What is the one thing you hope to achieve during your term on the Taskforce?
My main goal is to see the Cyprus Sovereign Multimodal Model—a 7 billion-parameter vision-language-audio LLM trained on local culture and released as open-source—running in production across ministries, hospitals, and tourist gateways.
What steps is the Taskforce taking to ensure that Cyprus’s AI strategy is resilient to international shifts in regulations and technology trends?
We are adopting a modular governance framework where policies reference principles (such as risk tiers and transparency) rather than fixed model classes. This gives us flexibility during periods of paradigm shifts.
We are establishing an AI Act observatory that updates national guidelines within 60 days of any EU delegated act.
When it comes to technology, we’re building standard interfaces like HuggingFace, MLflow, and MCP into all state-funded projects. This allows for quick vendor swap-outs when global tech trends change.

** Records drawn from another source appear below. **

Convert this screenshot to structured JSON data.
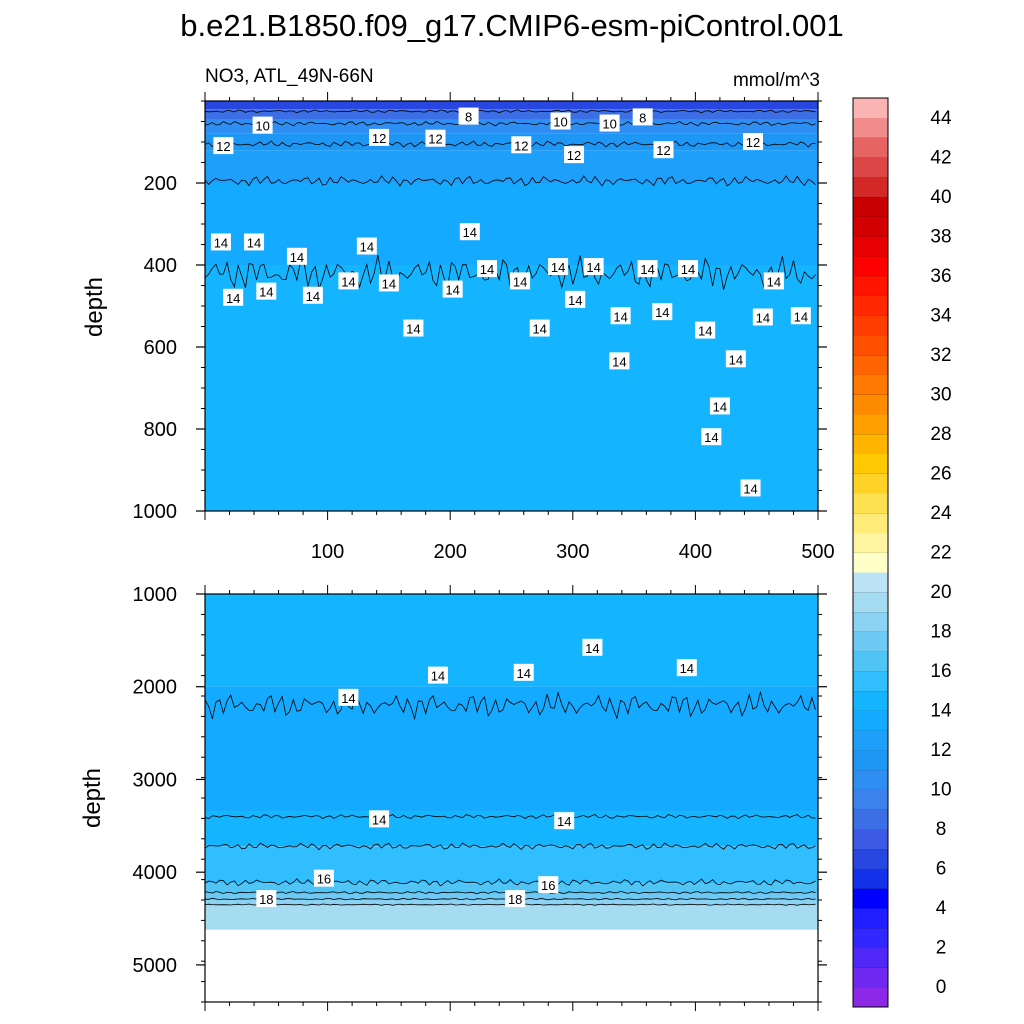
{
  "chart_data": {
    "type": "heatmap",
    "title": "b.e21.B1850.f09_g17.CMIP6-esm-piControl.001",
    "left_string": "NO3, ATL_49N-66N",
    "right_string": "mmol/m^3",
    "x": {
      "ticks": [
        100,
        200,
        300,
        400,
        500
      ],
      "range": [
        0,
        500
      ]
    },
    "panels": [
      {
        "id": "upper",
        "ylabel": "depth",
        "ylim": [
          0,
          1000
        ],
        "yticks": [
          200,
          400,
          600,
          800,
          1000
        ],
        "fill_bands": [
          {
            "from": 0,
            "to": 20,
            "value": 6
          },
          {
            "from": 20,
            "to": 45,
            "value": 8
          },
          {
            "from": 45,
            "to": 80,
            "value": 10
          },
          {
            "from": 80,
            "to": 120,
            "value": 11
          },
          {
            "from": 120,
            "to": 200,
            "value": 12
          },
          {
            "from": 200,
            "to": 400,
            "value": 13
          },
          {
            "from": 400,
            "to": 1000,
            "value": 14
          }
        ],
        "contours": [
          {
            "level": 8,
            "base_depth": 25,
            "amp": 4
          },
          {
            "level": 10,
            "base_depth": 55,
            "amp": 6
          },
          {
            "level": 12,
            "base_depth": 105,
            "amp": 8
          },
          {
            "level": 13,
            "base_depth": 195,
            "amp": 14
          },
          {
            "level": 14,
            "base_depth": 420,
            "amp": 45
          }
        ],
        "labels": [
          {
            "text": "10",
            "x": 47,
            "y": 60
          },
          {
            "text": "8",
            "x": 215,
            "y": 38
          },
          {
            "text": "10",
            "x": 290,
            "y": 50
          },
          {
            "text": "10",
            "x": 330,
            "y": 55
          },
          {
            "text": "8",
            "x": 357,
            "y": 40
          },
          {
            "text": "12",
            "x": 15,
            "y": 110
          },
          {
            "text": "12",
            "x": 142,
            "y": 90
          },
          {
            "text": "12",
            "x": 188,
            "y": 92
          },
          {
            "text": "12",
            "x": 258,
            "y": 108
          },
          {
            "text": "12",
            "x": 301,
            "y": 132
          },
          {
            "text": "12",
            "x": 374,
            "y": 120
          },
          {
            "text": "12",
            "x": 447,
            "y": 100
          },
          {
            "text": "14",
            "x": 13,
            "y": 345
          },
          {
            "text": "14",
            "x": 40,
            "y": 345
          },
          {
            "text": "14",
            "x": 75,
            "y": 380
          },
          {
            "text": "14",
            "x": 132,
            "y": 355
          },
          {
            "text": "14",
            "x": 216,
            "y": 320
          },
          {
            "text": "14",
            "x": 23,
            "y": 480
          },
          {
            "text": "14",
            "x": 50,
            "y": 465
          },
          {
            "text": "14",
            "x": 88,
            "y": 475
          },
          {
            "text": "14",
            "x": 117,
            "y": 440
          },
          {
            "text": "14",
            "x": 150,
            "y": 445
          },
          {
            "text": "14",
            "x": 170,
            "y": 555
          },
          {
            "text": "14",
            "x": 202,
            "y": 460
          },
          {
            "text": "14",
            "x": 230,
            "y": 410
          },
          {
            "text": "14",
            "x": 257,
            "y": 440
          },
          {
            "text": "14",
            "x": 288,
            "y": 405
          },
          {
            "text": "14",
            "x": 317,
            "y": 405
          },
          {
            "text": "14",
            "x": 302,
            "y": 485
          },
          {
            "text": "14",
            "x": 273,
            "y": 555
          },
          {
            "text": "14",
            "x": 339,
            "y": 525
          },
          {
            "text": "14",
            "x": 361,
            "y": 410
          },
          {
            "text": "14",
            "x": 394,
            "y": 410
          },
          {
            "text": "14",
            "x": 373,
            "y": 515
          },
          {
            "text": "14",
            "x": 338,
            "y": 635
          },
          {
            "text": "14",
            "x": 408,
            "y": 560
          },
          {
            "text": "14",
            "x": 433,
            "y": 630
          },
          {
            "text": "14",
            "x": 420,
            "y": 745
          },
          {
            "text": "14",
            "x": 413,
            "y": 820
          },
          {
            "text": "14",
            "x": 464,
            "y": 440
          },
          {
            "text": "14",
            "x": 455,
            "y": 528
          },
          {
            "text": "14",
            "x": 486,
            "y": 525
          },
          {
            "text": "14",
            "x": 445,
            "y": 945
          }
        ]
      },
      {
        "id": "lower",
        "ylabel": "depth",
        "ylim": [
          1000,
          5400
        ],
        "yticks": [
          1000,
          2000,
          3000,
          4000,
          5000
        ],
        "bottom_depth": 4620,
        "fill_bands": [
          {
            "from": 1000,
            "to": 2000,
            "value": 14
          },
          {
            "from": 2000,
            "to": 3350,
            "value": 13
          },
          {
            "from": 3350,
            "to": 3720,
            "value": 14
          },
          {
            "from": 3720,
            "to": 4120,
            "value": 15
          },
          {
            "from": 4120,
            "to": 4230,
            "value": 16
          },
          {
            "from": 4230,
            "to": 4300,
            "value": 17
          },
          {
            "from": 4300,
            "to": 4360,
            "value": 18
          },
          {
            "from": 4360,
            "to": 4620,
            "value": 19
          }
        ],
        "contours": [
          {
            "level": 14,
            "base_depth": 2200,
            "amp": 150
          },
          {
            "level": 14,
            "base_depth": 3400,
            "amp": 25
          },
          {
            "level": 15,
            "base_depth": 3720,
            "amp": 40
          },
          {
            "level": 16,
            "base_depth": 4110,
            "amp": 40
          },
          {
            "level": 17,
            "base_depth": 4220,
            "amp": 15
          },
          {
            "level": 18,
            "base_depth": 4290,
            "amp": 10
          },
          {
            "level": 19,
            "base_depth": 4350,
            "amp": 8
          }
        ],
        "labels": [
          {
            "text": "14",
            "x": 117,
            "y": 2120
          },
          {
            "text": "14",
            "x": 190,
            "y": 1880
          },
          {
            "text": "14",
            "x": 260,
            "y": 1850
          },
          {
            "text": "14",
            "x": 316,
            "y": 1580
          },
          {
            "text": "14",
            "x": 393,
            "y": 1800
          },
          {
            "text": "14",
            "x": 142,
            "y": 3430
          },
          {
            "text": "14",
            "x": 293,
            "y": 3450
          },
          {
            "text": "16",
            "x": 97,
            "y": 4070
          },
          {
            "text": "16",
            "x": 280,
            "y": 4140
          },
          {
            "text": "18",
            "x": 50,
            "y": 4290
          },
          {
            "text": "18",
            "x": 253,
            "y": 4290
          }
        ]
      }
    ],
    "colorbar": {
      "min": -1,
      "step": 1,
      "labels": [
        "0",
        "2",
        "4",
        "6",
        "8",
        "10",
        "12",
        "14",
        "16",
        "18",
        "20",
        "22",
        "24",
        "26",
        "28",
        "30",
        "32",
        "34",
        "36",
        "38",
        "40",
        "42",
        "44"
      ],
      "colors": [
        "#8c28e6",
        "#6e28f0",
        "#5028f8",
        "#3228ff",
        "#1e1eff",
        "#0000ff",
        "#1432ea",
        "#2846e0",
        "#3c5ae4",
        "#3c6ee6",
        "#3c82ec",
        "#2e8ef2",
        "#1e96f4",
        "#1ea0fa",
        "#14aaff",
        "#14b4ff",
        "#30beff",
        "#50c4f4",
        "#6ecaf4",
        "#8cd2f2",
        "#a6dcf2",
        "#bce4f6",
        "#ffffc8",
        "#fff5a0",
        "#ffeb78",
        "#ffe050",
        "#ffd228",
        "#ffc800",
        "#ffb400",
        "#ffa000",
        "#ff8c00",
        "#ff7800",
        "#ff6400",
        "#ff5000",
        "#ff3c00",
        "#ff2800",
        "#ff1400",
        "#ff0000",
        "#e60000",
        "#d20000",
        "#c80000",
        "#d22828",
        "#dc4646",
        "#e66464",
        "#f08c8c",
        "#fab4b4"
      ]
    }
  }
}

If you could implement one groundbreaking AI initiative in Cyprus today, what would it be and why?
I would deploy a pan-Cyprus medical-imaging diffusion model, trained on anonymized scans from every hospital in the country. This system would cut the radiology backlog by over 40 percent, democratize expertise to rural clinics, and generate exportable med-tech IP while still complying with EU data protection laws.
What advancements in AI do you think will most impact global industries in the next five years?
We’re currently on the edge of agentic multimodal models, such as those emerging from Gemini Robotics that can perceive, reason, and act in the physical world. These will fundamentally redefine logistics and manufacturing.
Open-source foundation models such as DeepSeek, Qwen, and Llama are already rivaling proprietary systems, commoditizing core capabilities once only accessible to tech giants.
Diffusion-based simulators are transforming how we build autonomous systems, generating synthetic sensor data that slashes annotation cost.
And finally, the community is now developing self-verifying LLMs that use internal chains-of-thought plus RL critics to guarantee factuality.
How do you see the European Union’s AI Act influencing the development and deployment of AI technologies across Europe and in Cyprus?
The Act’s risk-based approach creates a single digital market for trustworthy AI.
For Cyprus, early alignment means Cypriot start-ups can “passport” their products across the EU without needing to pass additional audits.
The staggered deadlines, starting with the prohibitions and AI-literacy duties from February 2025, the general-purpose model rules in August 2025, and regulations for high-risk verticals by 2027—all these give SMEs a clear compliance runway. It also allows our Taskforce to tailor sandbox incentives around each phase.
What does success look like for Cyprus in AI by 2030?
By 2030, I hope to see one unicorn-level AI company headquartered in Limassol. I envision public services that default to bilingual multimodal assistants, halving admin overhead. AI should account for at least 7% of our GDP.
Most importantly, I want Cyprus to be recognized as the Mediterranean’s premier AI testbed where global firms come to pilot responsible AI before scaling to the rest of the EU.
This vision is ambitious, but with focused execution and our unique expertise in generative and multimodal AI, it is fully within reach.